Here is my scan request:
GET /my-index/_search?search_type=scan&scroll=1m
{
"fields": [
"_id"
],
"query": {
"match_all": {}
},
"size": 20
}
This returns a scroll id:
{
"_scroll_id": "c2Nhbjs1Ozc2ODA0OTI6SGpobU5kU21RR0d6d1JyeXlRSmdHQTs3OTk5NTkzOmJpRE9zTi1HUWZpQ3NPSUxVZkR2Ymc7NzY4MDQ5MzpIamhtTmRTbVFHR3p3UnJ5eVFKZ0dBOzc5MDQ5OTQ6cmhFMFJlU2VUSE9NaEJvRVJIbWJSQTs3NjgwNDkxOkhqaG1OZFNtUUdHendScnl5UUpnR0E7MTt0b3RhbF9oaXRzOjQ5Mjg2MTQ7",
"took": 13,
"timed_out": false,
"_shards": {
"total": 5,
"successful": 5,
"failed": 0
},
"hits": {
"total": 4928614,
"max_score": 0,
"hits": []
}
}
which is used in the scroll request:
GET /my-index/_search?scroll=1m&scroll_id=c2Nhbjs1Ozc2ODA0OTI6SGpobU5kU21RR0d6d1JyeXlRSmdHQTs3OTk5NTkzOmJpRE9zTi1HUWZpQ3NPSUxVZkR2Ymc7NzY4MDQ5MzpIamhtTmRTbVFHR3p3UnJ5eVFKZ0dBOzc5MDQ5OTQ6cmhFMFJlU2VUSE9NaEJvRVJIbWJSQTs3NjgwNDkxOkhqaG1OZFNtUUdHendScnl5UUpnR0E7MTt0b3RhbF9oaXRzOjQ5Mjg2MTQ7
However, the result is not as expected and not as described in the documentation (https://www.elastic.co/guide/en/elasticsearch/reference/1.3/search-request-scroll.html):
The question is why does ElasticSearch not honour the 'size' specified in the scan request? The size of results per shard is specified as '20'. Therefore number of expected hits in the search result should be 100. The number of actual hits in the search result is always '10'. Is there a system-wide scan configuration that is overriding the 'size' parameter?

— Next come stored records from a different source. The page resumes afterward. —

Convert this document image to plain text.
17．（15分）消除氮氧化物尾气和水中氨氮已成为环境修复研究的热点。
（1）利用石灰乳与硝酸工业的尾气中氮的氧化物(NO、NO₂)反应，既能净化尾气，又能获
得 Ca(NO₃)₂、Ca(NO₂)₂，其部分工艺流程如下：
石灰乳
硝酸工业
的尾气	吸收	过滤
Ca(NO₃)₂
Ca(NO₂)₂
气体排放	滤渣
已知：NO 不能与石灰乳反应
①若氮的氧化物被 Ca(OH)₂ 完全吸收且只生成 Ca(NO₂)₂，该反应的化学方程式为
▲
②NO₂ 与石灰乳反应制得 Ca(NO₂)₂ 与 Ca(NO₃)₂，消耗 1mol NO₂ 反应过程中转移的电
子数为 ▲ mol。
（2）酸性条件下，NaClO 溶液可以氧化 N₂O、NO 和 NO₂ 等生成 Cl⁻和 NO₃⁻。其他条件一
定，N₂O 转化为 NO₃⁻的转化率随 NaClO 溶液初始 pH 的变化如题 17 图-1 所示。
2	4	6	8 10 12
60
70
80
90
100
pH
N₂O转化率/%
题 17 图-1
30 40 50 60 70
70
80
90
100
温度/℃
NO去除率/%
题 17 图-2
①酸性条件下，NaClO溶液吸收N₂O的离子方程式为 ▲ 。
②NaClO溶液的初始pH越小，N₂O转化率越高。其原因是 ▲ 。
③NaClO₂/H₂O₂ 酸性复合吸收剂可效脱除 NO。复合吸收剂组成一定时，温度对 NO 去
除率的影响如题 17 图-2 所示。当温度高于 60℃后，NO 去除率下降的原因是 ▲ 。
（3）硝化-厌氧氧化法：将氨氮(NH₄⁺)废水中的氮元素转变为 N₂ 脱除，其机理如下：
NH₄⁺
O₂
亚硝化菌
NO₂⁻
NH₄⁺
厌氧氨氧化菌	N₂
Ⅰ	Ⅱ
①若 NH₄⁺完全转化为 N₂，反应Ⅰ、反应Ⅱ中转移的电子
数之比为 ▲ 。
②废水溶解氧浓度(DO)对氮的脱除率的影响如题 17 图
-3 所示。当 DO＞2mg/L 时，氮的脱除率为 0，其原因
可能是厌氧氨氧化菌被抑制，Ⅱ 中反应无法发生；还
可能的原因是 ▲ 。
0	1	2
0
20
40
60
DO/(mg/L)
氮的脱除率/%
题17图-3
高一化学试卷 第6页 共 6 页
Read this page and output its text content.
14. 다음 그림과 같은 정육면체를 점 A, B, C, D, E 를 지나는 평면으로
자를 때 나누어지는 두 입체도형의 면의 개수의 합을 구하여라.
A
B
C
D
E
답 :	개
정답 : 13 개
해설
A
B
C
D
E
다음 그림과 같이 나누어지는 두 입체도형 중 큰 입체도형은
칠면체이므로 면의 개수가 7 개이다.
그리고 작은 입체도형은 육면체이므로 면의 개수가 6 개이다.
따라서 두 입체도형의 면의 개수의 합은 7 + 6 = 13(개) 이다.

The second question is why does ElasticSearch not honour the 'fields' specified in the scan request? The field specified in the scan request is the document id "_id" only. The expected result should only include the '_id" in the hits. However, the actual result contains full document entity in each hit as well.

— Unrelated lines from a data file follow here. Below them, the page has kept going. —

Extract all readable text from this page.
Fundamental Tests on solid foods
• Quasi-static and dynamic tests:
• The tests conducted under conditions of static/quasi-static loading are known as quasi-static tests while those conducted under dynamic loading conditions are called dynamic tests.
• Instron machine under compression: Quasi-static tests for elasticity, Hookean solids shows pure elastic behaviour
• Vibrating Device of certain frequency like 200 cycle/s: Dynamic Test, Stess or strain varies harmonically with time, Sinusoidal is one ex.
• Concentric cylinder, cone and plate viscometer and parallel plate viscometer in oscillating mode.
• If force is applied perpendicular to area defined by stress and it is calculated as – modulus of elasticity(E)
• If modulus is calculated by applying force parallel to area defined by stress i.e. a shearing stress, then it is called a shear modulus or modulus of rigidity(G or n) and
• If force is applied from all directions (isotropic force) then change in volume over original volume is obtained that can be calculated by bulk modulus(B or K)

I eventually would like to convert these two requests into Spring Data calls using the following two methods:
public String scan(SearchQuery searchQuery, long scrollTimeInMillis, boolean noFields)
and
public <T> Page<T> scroll(String scrollId, long scrollTimeInMillis, SearchResultMapper mapper)
However, the unexpected results are not allowing me to move forward.